Aggregated twice… and there’s waiting in between…

translator_bot · June 22, 2024, 9:40am

| username: realcp1018 | Original post link

You can try the following methods:

Remove only_full_group_by from sql_mode, and then rewrite the SQL as follows:

SELECT
    max(id),
    patient_id,
    card_number 
FROM
    base.T_DCH_PATIENT_CARD 
WHERE
    card_type = 4 
    AND card_state = 1 
    AND hosp_id = 1517 
GROUP BY
    patient_id;

Under the default sql_mode, rewrite the SQL as follows:

SELECT
    t.id,
    t.patient_id,
    t.card_number 
FROM
    base.T_DCH_PATIENT_CARD t 
WHERE
    t.id IN (
    SELECT
        max(id) AS id 
    FROM
        base.T_DCH_PATIENT_CARD 
    WHERE
        card_type = 4 
        AND card_state = 1 
        AND hosp_id = 1517 
    GROUP BY
        patient_id 
    )

If you find that using TiFlash is slower, try disabling TiFlash first and then try again.

translator_bot · June 22, 2024, 9:40am

| username: tidb菜鸟一只 | Original post link

Your SQL query is definitely problematic when running on TiDB with TiFlash. I suggest using a hint to avoid TiFlash and try again.
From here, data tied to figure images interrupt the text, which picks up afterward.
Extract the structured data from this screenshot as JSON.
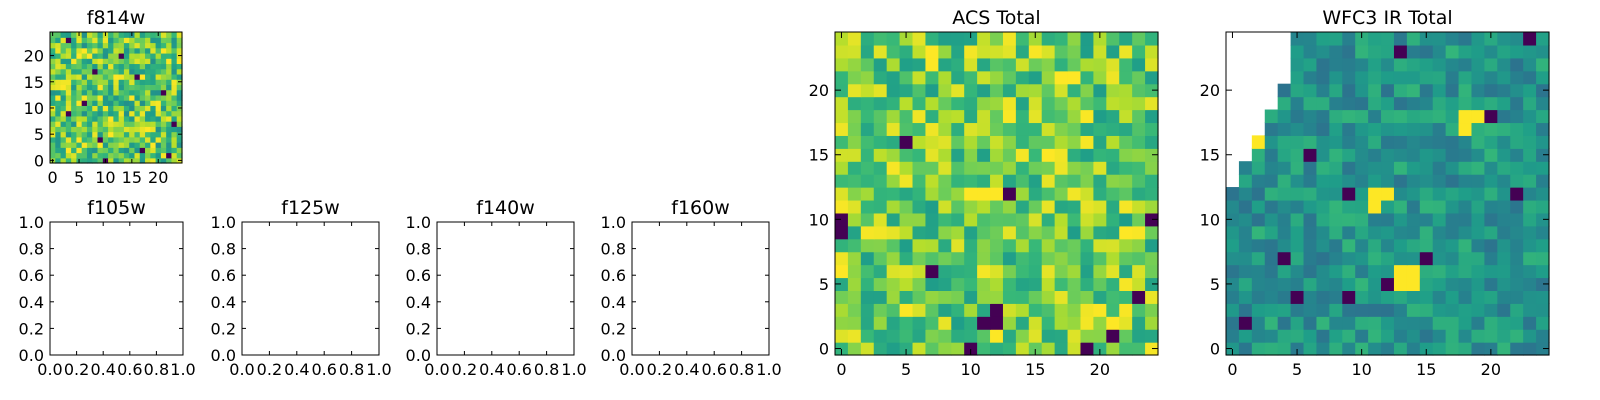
{
  "chart_data": [
    {
      "id": "f814w",
      "type": "heatmap",
      "title": "f814w",
      "grid_size": 25,
      "xlim": [
        -0.5,
        24.5
      ],
      "ylim": [
        -0.5,
        24.5
      ],
      "xticks": [
        0,
        5,
        10,
        15,
        20
      ],
      "yticks": [
        0,
        5,
        10,
        15,
        20
      ],
      "colormap": "viridis",
      "dark_pixels": [
        [
          3,
          23
        ],
        [
          6,
          11
        ],
        [
          9,
          4
        ],
        [
          13,
          20
        ],
        [
          21,
          13
        ],
        [
          23,
          7
        ],
        [
          17,
          2
        ],
        [
          3,
          9
        ],
        [
          16,
          16
        ],
        [
          8,
          17
        ],
        [
          10,
          0
        ],
        [
          22,
          1
        ]
      ],
      "bright_pixels": [
        [
          5,
          20
        ],
        [
          6,
          21
        ],
        [
          11,
          8
        ],
        [
          15,
          12
        ],
        [
          19,
          3
        ],
        [
          2,
          14
        ],
        [
          12,
          16
        ]
      ]
    },
    {
      "id": "f105w",
      "type": "heatmap",
      "title": "f105w",
      "xlim": [
        0.0,
        1.0
      ],
      "ylim": [
        0.0,
        1.0
      ],
      "xticks": [
        "0.0",
        "0.2",
        "0.4",
        "0.6",
        "0.8",
        "1.0"
      ],
      "yticks": [
        "0.0",
        "0.2",
        "0.4",
        "0.6",
        "0.8",
        "1.0"
      ],
      "empty": true
    },
    {
      "id": "f125w",
      "type": "heatmap",
      "title": "f125w",
      "xlim": [
        0.0,
        1.0
      ],
      "ylim": [
        0.0,
        1.0
      ],
      "xticks": [
        "0.0",
        "0.2",
        "0.4",
        "0.6",
        "0.8",
        "1.0"
      ],
      "yticks": [
        "0.0",
        "0.2",
        "0.4",
        "0.6",
        "0.8",
        "1.0"
      ],
      "empty": true
    },
    {
      "id": "f140w",
      "type": "heatmap",
      "title": "f140w",
      "xlim": [
        0.0,
        1.0
      ],
      "ylim": [
        0.0,
        1.0
      ],
      "xticks": [
        "0.0",
        "0.2",
        "0.4",
        "0.6",
        "0.8",
        "1.0"
      ],
      "yticks": [
        "0.0",
        "0.2",
        "0.4",
        "0.6",
        "0.8",
        "1.0"
      ],
      "empty": true
    },
    {
      "id": "f160w",
      "type": "heatmap",
      "title": "f160w",
      "xlim": [
        0.0,
        1.0
      ],
      "ylim": [
        0.0,
        1.0
      ],
      "xticks": [
        "0.0",
        "0.2",
        "0.4",
        "0.6",
        "0.8",
        "1.0"
      ],
      "yticks": [
        "0.0",
        "0.2",
        "0.4",
        "0.6",
        "0.8",
        "1.0"
      ],
      "empty": true
    },
    {
      "id": "acs_total",
      "type": "heatmap",
      "title": "ACS Total",
      "grid_size": 25,
      "xlim": [
        -0.5,
        24.5
      ],
      "ylim": [
        -0.5,
        24.5
      ],
      "xticks": [
        0,
        5,
        10,
        15,
        20
      ],
      "yticks": [
        0,
        5,
        10,
        15,
        20
      ],
      "colormap": "viridis",
      "dark_pixels": [
        [
          0,
          10
        ],
        [
          0,
          9
        ],
        [
          5,
          16
        ],
        [
          7,
          6
        ],
        [
          11,
          2
        ],
        [
          12,
          2
        ],
        [
          13,
          12
        ],
        [
          10,
          0
        ],
        [
          19,
          0
        ],
        [
          21,
          1
        ],
        [
          23,
          4
        ],
        [
          24,
          10
        ],
        [
          12,
          3
        ]
      ],
      "bright_pixels": [
        [
          7,
          22
        ],
        [
          7,
          23
        ],
        [
          10,
          12
        ],
        [
          11,
          12
        ],
        [
          12,
          12
        ],
        [
          0,
          6
        ],
        [
          17,
          21
        ],
        [
          18,
          21
        ],
        [
          16,
          15
        ],
        [
          21,
          2
        ],
        [
          22,
          9
        ]
      ]
    },
    {
      "id": "wfc3_ir_total",
      "type": "heatmap",
      "title": "WFC3 IR Total",
      "grid_size": 25,
      "xlim": [
        -0.5,
        24.5
      ],
      "ylim": [
        -0.5,
        24.5
      ],
      "xticks": [
        0,
        5,
        10,
        15,
        20
      ],
      "yticks": [
        0,
        5,
        10,
        15,
        20
      ],
      "colormap": "viridis",
      "dark_pixels": [
        [
          13,
          23
        ],
        [
          23,
          24
        ],
        [
          20,
          18
        ],
        [
          22,
          12
        ],
        [
          6,
          15
        ],
        [
          9,
          12
        ],
        [
          4,
          7
        ],
        [
          15,
          7
        ],
        [
          5,
          4
        ],
        [
          9,
          4
        ],
        [
          1,
          2
        ],
        [
          12,
          5
        ]
      ],
      "bright_pixels": [
        [
          18,
          17
        ],
        [
          18,
          18
        ],
        [
          19,
          18
        ],
        [
          11,
          11
        ],
        [
          11,
          12
        ],
        [
          12,
          12
        ],
        [
          13,
          5
        ],
        [
          13,
          6
        ],
        [
          14,
          5
        ],
        [
          14,
          6
        ],
        [
          2,
          16
        ],
        [
          2,
          17
        ]
      ],
      "masked_corner": true
    }
  ]
}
Additionally, you can rewrite the SQL as follows:

select patient_id, card_number from 
(
    select patient_id, card_number, rank() over (partition by patient_id order by id desc) as row_num
    from base.T_DCH_PATIENT_CARD ca
    where ca.card_type = 4
      and ca.card_state = 1
      and ca.hosp_id = 1517
) 
where row_num = 1;

translator_bot · June 22, 2024, 9:40am

| username: 人如其名 | Original post link

Can you post the execution plan for Oracle? It seems that TiDB hasn’t optimized the correlated subquery here. After filtering the ca table, there are still hundreds of thousands of results. Assuming the number of records to be de-correlated in the subquery is very small, optimizing away the subquery should significantly improve efficiency. However, it would be best to post the Oracle execution plan to see how it is executed.